River Story: from cave art to autism – why inspiration takes time

Two articles inspired me to write the story featured in the previous post. A paper by two researchers at the University of York got a flurry of coverage around 2018 – you may have read an article at the time. In it they posit that autism, and it’s related tendencies of hyper-focus and attention to detail, had a noticeable effect on the development of Neolithic art. This says nice things about a condition many people don’t associate with the arts, while also breaking the assumption that neurodiversity is a ‘modern’ thing. I probably google-surfed from there to a 2013 National Geographic article titled Were the First Artists Mostly Women? answer: who knows, but lots of hand prints in cave art appear to be from female hands.

Not madly exciting research, but the idea sat in my brain for some time. I thought how I, an autistic woman drawing pictures in my kitchen, was mirroring some prehistoric behaviour. The sense of time being less impactful on our actions was comforting.

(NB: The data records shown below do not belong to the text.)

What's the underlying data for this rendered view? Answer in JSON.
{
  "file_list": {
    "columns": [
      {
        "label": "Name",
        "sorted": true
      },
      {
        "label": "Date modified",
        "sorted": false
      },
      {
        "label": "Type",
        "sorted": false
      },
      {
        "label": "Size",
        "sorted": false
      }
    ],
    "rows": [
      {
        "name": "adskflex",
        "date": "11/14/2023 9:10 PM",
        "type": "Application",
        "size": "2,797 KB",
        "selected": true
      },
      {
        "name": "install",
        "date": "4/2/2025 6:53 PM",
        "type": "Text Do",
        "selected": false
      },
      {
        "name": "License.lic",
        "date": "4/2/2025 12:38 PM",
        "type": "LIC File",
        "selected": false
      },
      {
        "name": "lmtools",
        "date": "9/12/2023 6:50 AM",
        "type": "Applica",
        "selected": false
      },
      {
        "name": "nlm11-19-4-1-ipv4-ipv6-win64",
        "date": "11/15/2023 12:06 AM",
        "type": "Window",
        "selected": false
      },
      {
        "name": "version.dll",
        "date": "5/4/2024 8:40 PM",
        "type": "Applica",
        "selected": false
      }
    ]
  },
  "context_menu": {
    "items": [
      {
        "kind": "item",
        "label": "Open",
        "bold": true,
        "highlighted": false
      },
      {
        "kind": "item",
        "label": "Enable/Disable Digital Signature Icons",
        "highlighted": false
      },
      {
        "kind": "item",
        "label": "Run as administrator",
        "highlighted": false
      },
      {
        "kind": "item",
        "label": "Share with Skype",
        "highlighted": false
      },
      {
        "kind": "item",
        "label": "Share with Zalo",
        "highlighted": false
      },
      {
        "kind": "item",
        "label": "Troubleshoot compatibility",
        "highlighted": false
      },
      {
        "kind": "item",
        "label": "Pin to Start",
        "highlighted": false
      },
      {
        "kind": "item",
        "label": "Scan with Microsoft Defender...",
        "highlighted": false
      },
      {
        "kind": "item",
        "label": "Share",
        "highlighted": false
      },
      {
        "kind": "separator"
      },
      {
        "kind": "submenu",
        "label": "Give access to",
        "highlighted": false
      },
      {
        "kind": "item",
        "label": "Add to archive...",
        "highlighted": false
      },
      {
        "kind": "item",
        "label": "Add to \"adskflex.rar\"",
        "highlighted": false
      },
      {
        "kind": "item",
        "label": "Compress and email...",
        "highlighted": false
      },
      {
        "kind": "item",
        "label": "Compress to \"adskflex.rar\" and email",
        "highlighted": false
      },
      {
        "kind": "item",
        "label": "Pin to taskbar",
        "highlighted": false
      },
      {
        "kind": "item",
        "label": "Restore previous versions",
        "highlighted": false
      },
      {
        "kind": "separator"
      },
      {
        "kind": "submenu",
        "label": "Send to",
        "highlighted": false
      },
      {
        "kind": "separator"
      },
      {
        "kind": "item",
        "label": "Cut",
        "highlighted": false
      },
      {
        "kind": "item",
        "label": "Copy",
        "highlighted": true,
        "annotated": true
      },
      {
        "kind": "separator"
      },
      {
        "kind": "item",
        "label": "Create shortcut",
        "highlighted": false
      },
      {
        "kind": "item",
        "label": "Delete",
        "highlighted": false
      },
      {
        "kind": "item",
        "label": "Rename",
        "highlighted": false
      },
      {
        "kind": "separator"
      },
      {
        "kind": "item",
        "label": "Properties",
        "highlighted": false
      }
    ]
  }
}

I went about imagining my cave-woman double doing the same things I was – staring into space, fiddling with an implement, suddenly becoming aware of the smell of food cooking somewhere, needing to shit.

It was summer and I had the back door open. My flatmate was one floor down, hidden under the fire escape, taking apart some old furniture or sanding down some wood for painting. I could hear him, hear kids playing in some other back garden – occasionally an adult addressing some child-dispute.

From there the story was really easy to write – just a small moment of writing down what I was doing. My thoughts had been in my doppelganger’s setting for so long, that it pretty much wrote itself – a nice confirmation that pissing around daydreaming and doing nothing is not, however it may look to others, wasting time.